As a World Economic Forum report on how servitisation could help save the planet suggested last year, the servitisation model “strongly incentivises the equipment owner – that is, the service provider – to think long-term when designing and selecting the technology. By offering state-of-the-art maintenance, the provider can minimise operating costs, in particular energy use, which is the largest cost component over the life cycle of the equipment.”

It should, in theory, lead to better products and services, improved brand reputation and closer relationships with customers. Interestingly, it’s the thinking behind Rolls Royce’s TotalCare servitisation programme, to ‘close the loop on material usage’. As the poster child for servitisation, it will be interesting to watch over the coming months, to see how it helps the business recover and of course, to see whether other manufacturers and suppliers are inspired to change their approach to selling products. However, for the moment at least, servitisation is still some way off being the new normal.  

What impact will right-to-repair legislation have on servitisation?

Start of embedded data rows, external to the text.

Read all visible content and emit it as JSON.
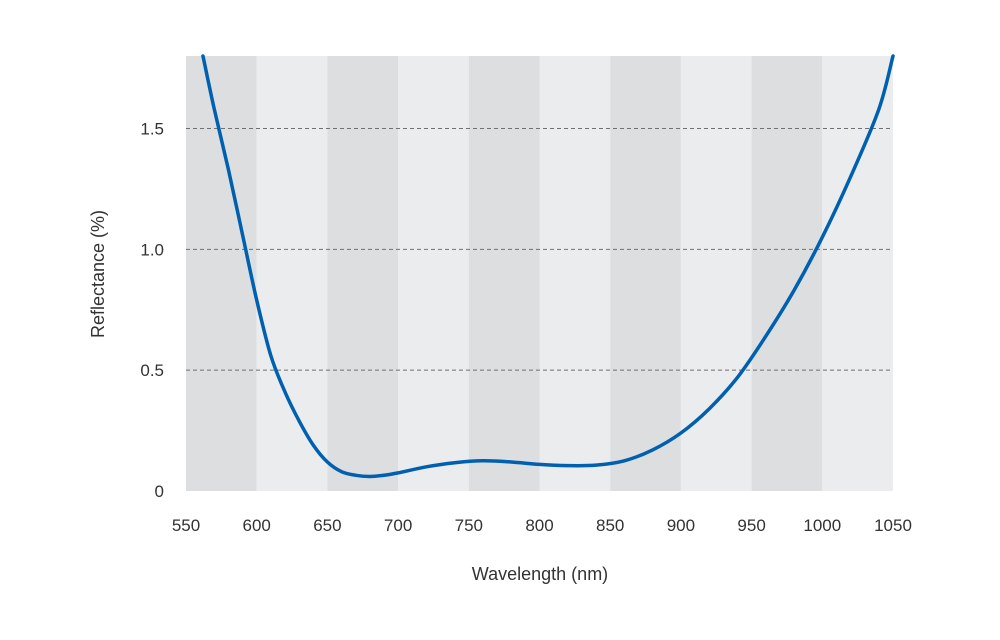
{
  "chart_data": {
    "type": "line",
    "title": "",
    "xlabel": "Wavelength (nm)",
    "ylabel": "Reflectance (%)",
    "xlim": [
      550,
      1050
    ],
    "ylim": [
      0,
      1.8
    ],
    "x_ticks": [
      550,
      600,
      650,
      700,
      750,
      800,
      850,
      900,
      950,
      1000,
      1050
    ],
    "y_ticks": [
      0,
      0.5,
      1.0,
      1.5
    ],
    "y_tick_labels": [
      "0",
      "0.5",
      "1.0",
      "1.5"
    ],
    "grid": "horizontal dashed at y ticks",
    "background_bands": "alternating 50 nm bands, darker band starting at 550",
    "series": [
      {
        "color": "#0060b0",
        "x": [
          562,
          570,
          580,
          590,
          600,
          610,
          620,
          630,
          640,
          650,
          660,
          670,
          680,
          690,
          700,
          720,
          740,
          760,
          780,
          800,
          820,
          840,
          860,
          880,
          900,
          920,
          940,
          960,
          980,
          1000,
          1020,
          1040,
          1050
        ],
        "y": [
          1.8,
          1.58,
          1.33,
          1.06,
          0.79,
          0.56,
          0.41,
          0.29,
          0.19,
          0.12,
          0.08,
          0.065,
          0.06,
          0.065,
          0.075,
          0.1,
          0.117,
          0.125,
          0.12,
          0.11,
          0.105,
          0.107,
          0.125,
          0.17,
          0.24,
          0.34,
          0.47,
          0.64,
          0.83,
          1.05,
          1.3,
          1.58,
          1.8
        ]
      }
    ],
    "colors": {
      "line": "#0060b0",
      "band_dark": "#dcdee0",
      "band_light": "#ebeced",
      "grid": "#707070",
      "text": "#333333"
    }
  }
}
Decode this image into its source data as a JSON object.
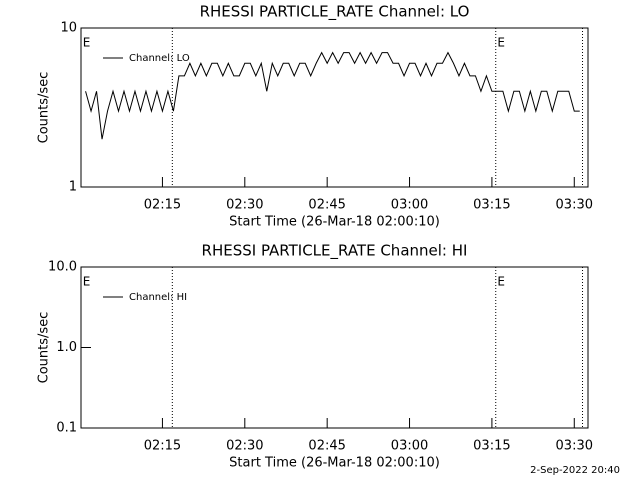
{
  "chart_data": [
    {
      "type": "line",
      "title": "RHESSI PARTICLE_RATE Channel: LO",
      "xlabel": "Start Time (26-Mar-18 02:00:10)",
      "ylabel": "Counts/sec",
      "log_y": true,
      "legend": "upper-left",
      "color": "#000000",
      "xlim": [
        0.17,
        92.5
      ],
      "ylim": [
        1,
        10
      ],
      "xticks": [
        {
          "value": 15,
          "label": "02:15"
        },
        {
          "value": 30,
          "label": "02:30"
        },
        {
          "value": 45,
          "label": "02:45"
        },
        {
          "value": 60,
          "label": "03:00"
        },
        {
          "value": 75,
          "label": "03:15"
        },
        {
          "value": 90,
          "label": "03:30"
        }
      ],
      "yticks": [
        1,
        10
      ],
      "vlines": [
        16.8,
        75.7,
        91.5
      ],
      "flags": [
        {
          "x": 0.5,
          "label": "E"
        },
        {
          "x": 76,
          "label": "E"
        }
      ],
      "x": [
        1,
        2,
        3,
        4,
        5,
        6,
        7,
        8,
        9,
        10,
        11,
        12,
        13,
        14,
        15,
        16,
        17,
        18,
        19,
        20,
        21,
        22,
        23,
        24,
        25,
        26,
        27,
        28,
        29,
        30,
        31,
        32,
        33,
        34,
        35,
        36,
        37,
        38,
        39,
        40,
        41,
        42,
        43,
        44,
        45,
        46,
        47,
        48,
        49,
        50,
        51,
        52,
        53,
        54,
        55,
        56,
        57,
        58,
        59,
        60,
        61,
        62,
        63,
        64,
        65,
        66,
        67,
        68,
        69,
        70,
        71,
        72,
        73,
        74,
        75,
        76,
        77,
        78,
        79,
        80,
        81,
        82,
        83,
        84,
        85,
        86,
        87,
        88,
        89,
        90,
        91
      ],
      "series": [
        {
          "name": "Channel: LO",
          "color": "#000000",
          "values": [
            4,
            3,
            4,
            2,
            3,
            4,
            3,
            4,
            3,
            4,
            3,
            4,
            3,
            4,
            3,
            4,
            3,
            5,
            5,
            6,
            5,
            6,
            5,
            6,
            6,
            5,
            6,
            5,
            5,
            6,
            6,
            5,
            6,
            4,
            6,
            5,
            6,
            6,
            5,
            6,
            6,
            5,
            6,
            7,
            6,
            7,
            6,
            7,
            7,
            6,
            7,
            6,
            7,
            6,
            7,
            7,
            6,
            6,
            5,
            6,
            6,
            5,
            6,
            5,
            6,
            6,
            7,
            6,
            5,
            6,
            5,
            5,
            4,
            5,
            4,
            4,
            4,
            3,
            4,
            4,
            3,
            4,
            3,
            4,
            4,
            3,
            4,
            4,
            4,
            3,
            3
          ]
        }
      ]
    },
    {
      "type": "line",
      "title": "RHESSI PARTICLE_RATE Channel: HI",
      "xlabel": "Start Time (26-Mar-18 02:00:10)",
      "ylabel": "Counts/sec",
      "log_y": true,
      "legend": "upper-left",
      "color": "#000000",
      "xlim": [
        0.17,
        92.5
      ],
      "ylim": [
        0.1,
        10
      ],
      "xticks": [
        {
          "value": 15,
          "label": "02:15"
        },
        {
          "value": 30,
          "label": "02:30"
        },
        {
          "value": 45,
          "label": "02:45"
        },
        {
          "value": 60,
          "label": "03:00"
        },
        {
          "value": 75,
          "label": "03:15"
        },
        {
          "value": 90,
          "label": "03:30"
        }
      ],
      "yticks": [
        0.1,
        {
          "value": 1,
          "label": "1.0"
        },
        {
          "value": 10,
          "label": "10.0"
        }
      ],
      "vlines": [
        16.8,
        75.7,
        91.5
      ],
      "flags": [
        {
          "x": 0.5,
          "label": "E"
        },
        {
          "x": 76,
          "label": "E"
        }
      ],
      "x": [],
      "series": [
        {
          "name": "Channel: HI",
          "color": "#000000",
          "values": []
        }
      ]
    }
  ],
  "footer": "2-Sep-2022 20:40"
}
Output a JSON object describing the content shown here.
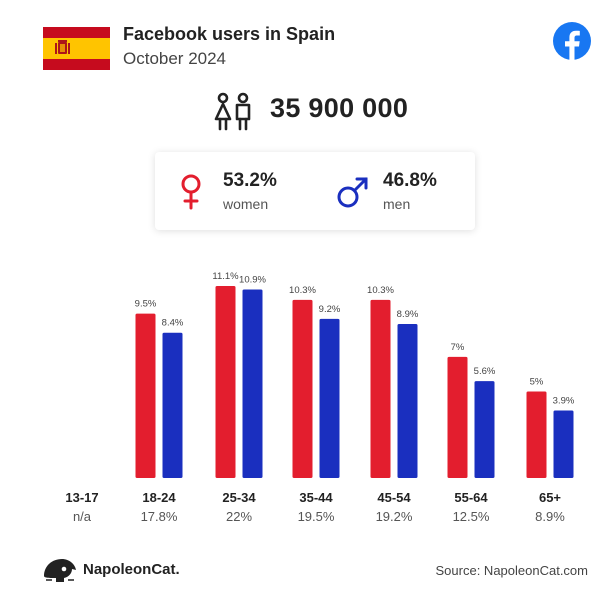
{
  "header": {
    "title": "Facebook users in Spain",
    "subtitle": "October 2024"
  },
  "total_users": "35 900 000",
  "gender": {
    "women": {
      "percent": "53.2%",
      "label": "women"
    },
    "men": {
      "percent": "46.8%",
      "label": "men"
    }
  },
  "colors": {
    "women": "#e31e2e",
    "men": "#1a2fbf",
    "flag_red": "#c60b1e",
    "flag_yellow": "#ffc400",
    "facebook": "#1877f2"
  },
  "icons": {
    "flag": "spain-flag-icon",
    "facebook": "facebook-logo-icon",
    "users": "users-icon",
    "female": "female-symbol-icon",
    "male": "male-symbol-icon",
    "brand": "napoleoncat-logo-icon"
  },
  "chart_data": {
    "type": "bar",
    "categories": [
      "13-17",
      "18-24",
      "25-34",
      "35-44",
      "45-54",
      "55-64",
      "65+"
    ],
    "category_totals": [
      "n/a",
      "17.8%",
      "22%",
      "19.5%",
      "19.2%",
      "12.5%",
      "8.9%"
    ],
    "series": [
      {
        "name": "women",
        "values": [
          null,
          9.5,
          11.1,
          10.3,
          10.3,
          7,
          5
        ],
        "labels": [
          "",
          "9.5%",
          "11.1%",
          "10.3%",
          "10.3%",
          "7%",
          "5%"
        ]
      },
      {
        "name": "men",
        "values": [
          null,
          8.4,
          10.9,
          9.2,
          8.9,
          5.6,
          3.9
        ],
        "labels": [
          "",
          "8.4%",
          "10.9%",
          "9.2%",
          "8.9%",
          "5.6%",
          "3.9%"
        ]
      }
    ],
    "ylim": [
      0,
      11.1
    ],
    "grid": false,
    "legend": "none"
  },
  "footer": {
    "brand": "NapoleonCat.",
    "source": "Source: NapoleonCat.com"
  }
}
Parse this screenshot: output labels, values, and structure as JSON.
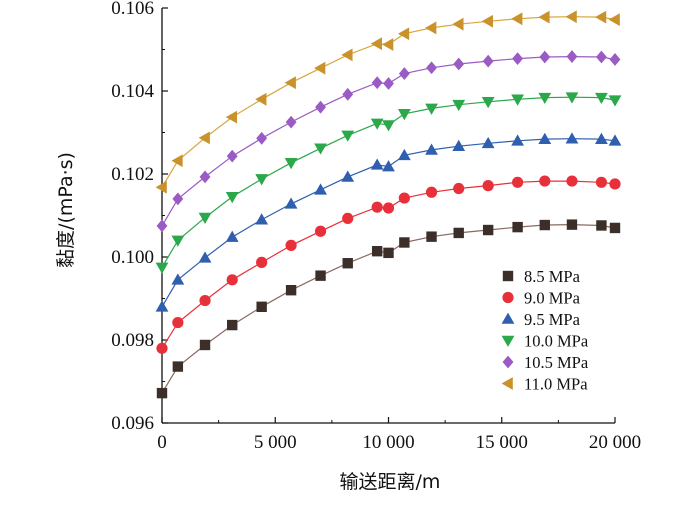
{
  "chart_data": {
    "type": "line",
    "title": "",
    "xlabel": "输送距离/m",
    "ylabel": "黏度/(mPa·s)",
    "xlim": [
      0,
      20000
    ],
    "ylim": [
      0.096,
      0.106
    ],
    "x_ticks": [
      0,
      5000,
      10000,
      15000,
      20000
    ],
    "x_tick_labels": [
      "0",
      "5 000",
      "10 000",
      "15 000",
      "20 000"
    ],
    "y_ticks": [
      0.096,
      0.098,
      0.1,
      0.102,
      0.104,
      0.106
    ],
    "y_tick_labels": [
      "0.096",
      "0.098",
      "0.100",
      "0.102",
      "0.104",
      "0.106"
    ],
    "legend_position": "bottom-right",
    "grid": false,
    "x": [
      0,
      700,
      1900,
      3100,
      4400,
      5700,
      7000,
      8200,
      9500,
      10000,
      10700,
      11900,
      13100,
      14400,
      15700,
      16900,
      18100,
      19400,
      20000
    ],
    "series": [
      {
        "name": "8.5 MPa",
        "marker": "square",
        "color": "#3c2f2a",
        "line_color": "#8a6a60",
        "values": [
          0.09672,
          0.09736,
          0.09788,
          0.09836,
          0.0988,
          0.0992,
          0.09955,
          0.09985,
          0.10014,
          0.1001,
          0.10035,
          0.10049,
          0.10058,
          0.10065,
          0.10072,
          0.10077,
          0.10078,
          0.10076,
          0.1007
        ]
      },
      {
        "name": "9.0 MPa",
        "marker": "circle",
        "color": "#e8303a",
        "line_color": "#e8303a",
        "values": [
          0.0978,
          0.09842,
          0.09895,
          0.09945,
          0.09987,
          0.10028,
          0.10062,
          0.10093,
          0.1012,
          0.10118,
          0.10142,
          0.10156,
          0.10165,
          0.10172,
          0.1018,
          0.10183,
          0.10183,
          0.1018,
          0.10176
        ]
      },
      {
        "name": "9.5 MPa",
        "marker": "triangle-up",
        "color": "#2f5fae",
        "line_color": "#2f5fae",
        "values": [
          0.0988,
          0.09945,
          0.09998,
          0.10048,
          0.1009,
          0.10128,
          0.10162,
          0.10193,
          0.10222,
          0.10218,
          0.10245,
          0.10258,
          0.10267,
          0.10274,
          0.1028,
          0.10284,
          0.10285,
          0.10284,
          0.1028
        ]
      },
      {
        "name": "10.0 MPa",
        "marker": "triangle-down",
        "color": "#2aa84a",
        "line_color": "#2aa84a",
        "values": [
          0.09975,
          0.1004,
          0.10095,
          0.10145,
          0.10188,
          0.10227,
          0.10262,
          0.10293,
          0.10322,
          0.10318,
          0.10345,
          0.10358,
          0.10367,
          0.10374,
          0.1038,
          0.10384,
          0.10385,
          0.10384,
          0.10378
        ]
      },
      {
        "name": "10.5 MPa",
        "marker": "diamond",
        "color": "#9a5cc4",
        "line_color": "#9a5cc4",
        "values": [
          0.10075,
          0.1014,
          0.10193,
          0.10243,
          0.10286,
          0.10325,
          0.10361,
          0.10392,
          0.1042,
          0.10418,
          0.10442,
          0.10456,
          0.10465,
          0.10472,
          0.10478,
          0.10482,
          0.10483,
          0.10482,
          0.10476
        ]
      },
      {
        "name": "11.0 MPa",
        "marker": "triangle-left",
        "color": "#c9922a",
        "line_color": "#d9a640",
        "values": [
          0.10168,
          0.10232,
          0.10287,
          0.10337,
          0.1038,
          0.1042,
          0.10455,
          0.10487,
          0.10514,
          0.10512,
          0.10538,
          0.10552,
          0.10561,
          0.10568,
          0.10574,
          0.10578,
          0.10579,
          0.10578,
          0.10572
        ]
      }
    ]
  }
}
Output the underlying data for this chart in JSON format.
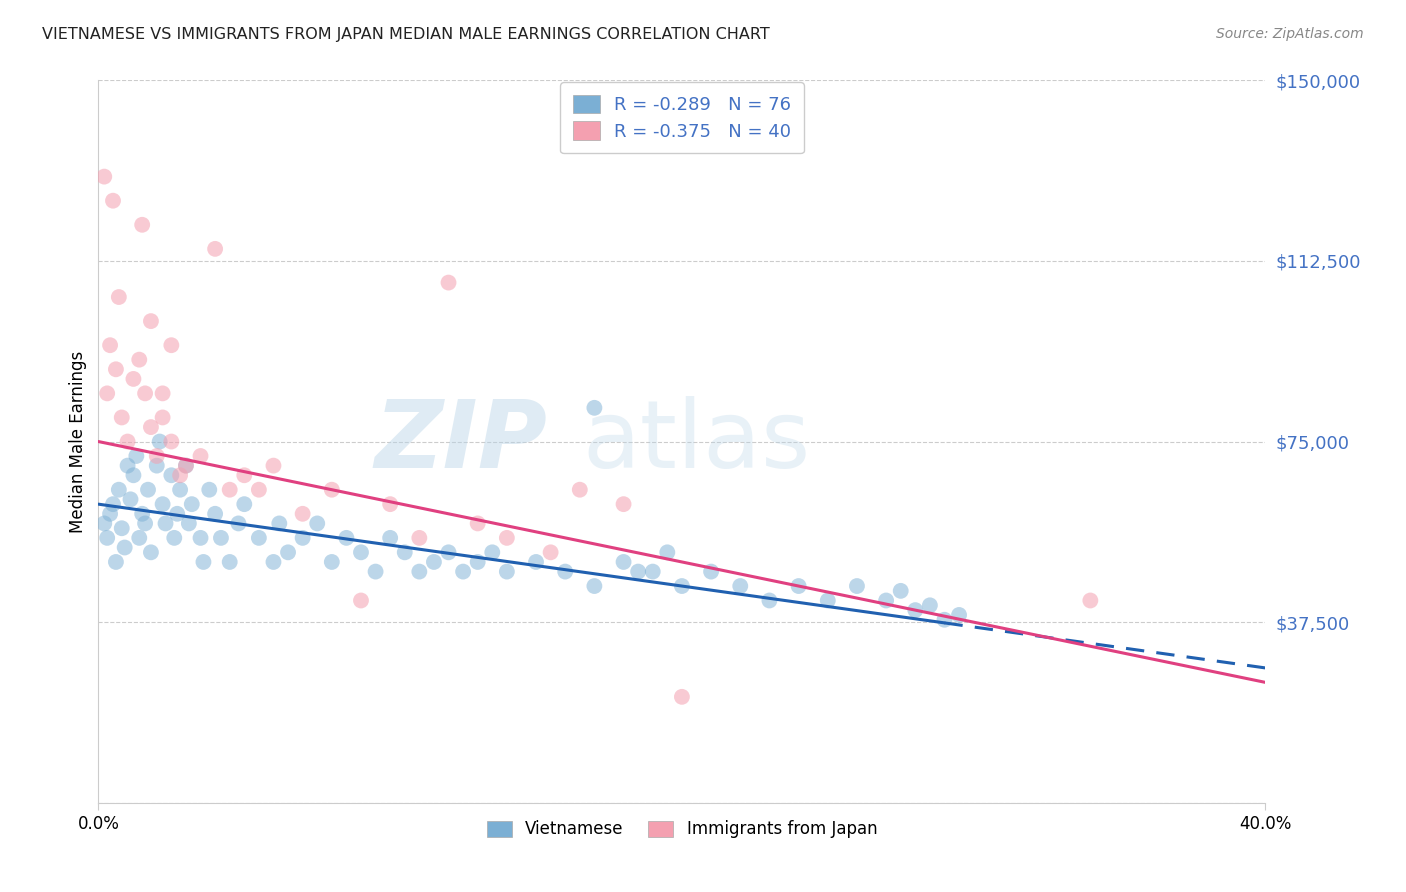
{
  "title": "VIETNAMESE VS IMMIGRANTS FROM JAPAN MEDIAN MALE EARNINGS CORRELATION CHART",
  "source": "Source: ZipAtlas.com",
  "ylabel": "Median Male Earnings",
  "yticks": [
    0,
    37500,
    75000,
    112500,
    150000
  ],
  "ytick_labels": [
    "",
    "$37,500",
    "$75,000",
    "$112,500",
    "$150,000"
  ],
  "xmin": 0.0,
  "xmax": 0.4,
  "ymin": 0,
  "ymax": 150000,
  "blue_color": "#7bafd4",
  "pink_color": "#f4a0b0",
  "blue_line_color": "#2060b0",
  "pink_line_color": "#e04080",
  "legend_R1": "-0.289",
  "legend_N1": "76",
  "legend_R2": "-0.375",
  "legend_N2": "40",
  "label_blue": "Vietnamese",
  "label_pink": "Immigrants from Japan",
  "title_color": "#222222",
  "source_color": "#888888",
  "legend_text_color": "#4472c4",
  "axis_tick_color": "#4472c4",
  "grid_color": "#cccccc",
  "background": "#ffffff",
  "blue_line_y0": 62000,
  "blue_line_y1": 28000,
  "blue_line_x_solid_end": 0.29,
  "pink_line_y0": 75000,
  "pink_line_y1": 25000,
  "blue_pts_x": [
    0.002,
    0.003,
    0.004,
    0.005,
    0.006,
    0.007,
    0.008,
    0.009,
    0.01,
    0.011,
    0.012,
    0.013,
    0.014,
    0.015,
    0.016,
    0.017,
    0.018,
    0.02,
    0.021,
    0.022,
    0.023,
    0.025,
    0.026,
    0.027,
    0.028,
    0.03,
    0.031,
    0.032,
    0.035,
    0.036,
    0.038,
    0.04,
    0.042,
    0.045,
    0.048,
    0.05,
    0.055,
    0.06,
    0.062,
    0.065,
    0.07,
    0.075,
    0.08,
    0.085,
    0.09,
    0.095,
    0.1,
    0.105,
    0.11,
    0.115,
    0.12,
    0.125,
    0.13,
    0.135,
    0.14,
    0.15,
    0.16,
    0.17,
    0.18,
    0.19,
    0.2,
    0.21,
    0.22,
    0.23,
    0.24,
    0.25,
    0.26,
    0.27,
    0.28,
    0.29,
    0.17,
    0.185,
    0.195,
    0.275,
    0.285,
    0.295
  ],
  "blue_pts_y": [
    58000,
    55000,
    60000,
    62000,
    50000,
    65000,
    57000,
    53000,
    70000,
    63000,
    68000,
    72000,
    55000,
    60000,
    58000,
    65000,
    52000,
    70000,
    75000,
    62000,
    58000,
    68000,
    55000,
    60000,
    65000,
    70000,
    58000,
    62000,
    55000,
    50000,
    65000,
    60000,
    55000,
    50000,
    58000,
    62000,
    55000,
    50000,
    58000,
    52000,
    55000,
    58000,
    50000,
    55000,
    52000,
    48000,
    55000,
    52000,
    48000,
    50000,
    52000,
    48000,
    50000,
    52000,
    48000,
    50000,
    48000,
    45000,
    50000,
    48000,
    45000,
    48000,
    45000,
    42000,
    45000,
    42000,
    45000,
    42000,
    40000,
    38000,
    82000,
    48000,
    52000,
    44000,
    41000,
    39000
  ],
  "pink_pts_x": [
    0.002,
    0.003,
    0.004,
    0.005,
    0.006,
    0.007,
    0.008,
    0.01,
    0.012,
    0.014,
    0.016,
    0.018,
    0.02,
    0.022,
    0.025,
    0.028,
    0.03,
    0.035,
    0.04,
    0.045,
    0.05,
    0.055,
    0.06,
    0.07,
    0.08,
    0.09,
    0.1,
    0.11,
    0.12,
    0.13,
    0.14,
    0.155,
    0.165,
    0.18,
    0.2,
    0.34,
    0.015,
    0.025,
    0.018,
    0.022
  ],
  "pink_pts_y": [
    130000,
    85000,
    95000,
    125000,
    90000,
    105000,
    80000,
    75000,
    88000,
    92000,
    85000,
    78000,
    72000,
    80000,
    75000,
    68000,
    70000,
    72000,
    115000,
    65000,
    68000,
    65000,
    70000,
    60000,
    65000,
    42000,
    62000,
    55000,
    108000,
    58000,
    55000,
    52000,
    65000,
    62000,
    22000,
    42000,
    120000,
    95000,
    100000,
    85000
  ]
}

Later this year, governments across Europe and the US will start to implement regulations compelling manufacturers to provide maintenance information for products (at this time the regulations are focussed primarily on white goods), so that customers can carry out their own repairs.

Aimed at reducing landfill waste and increasing the length of product lifecycles, the ‘right-to-repair’ regulations will, for the moment at least be limited. As Elkins at IFS says, “the immediate impact on servitisation will be zero, as in a servitisation model, the suppliers are selling an outcome/service not a product, so they are responsible for the equipment upkeep not the customer/consumer.”

However, Dutta at ServiceMax points out that this could open up the market and actually help accelerate a shift to outcome-based models. He says that customers want to increasingly pick from a range of service providers based on the cost and speed of service and this could lead to a shift in mindset towards traditional product selling. 

“For the service provider, the move to an outcome-based model theoretically eliminates most of the competition as the delivery of outcomes could be contractually tied to the exclusive service relationship between the customer and the service provider,” says Dutta. “Any handling of the asset by non-approved parties would lead to a breach of agreement or penalties for the customer. In a way, the customer is now locked in with the service provider. Where it gets extremely interesting is the impact of these servitised models on the areas of self-service and remote-assisted support, areas that have seen a great deal of investment in the last year. Servitised models will also drive service organisations to formalise their network of ‘approved’ service partners to ensure the efficient delivery of outcomes.”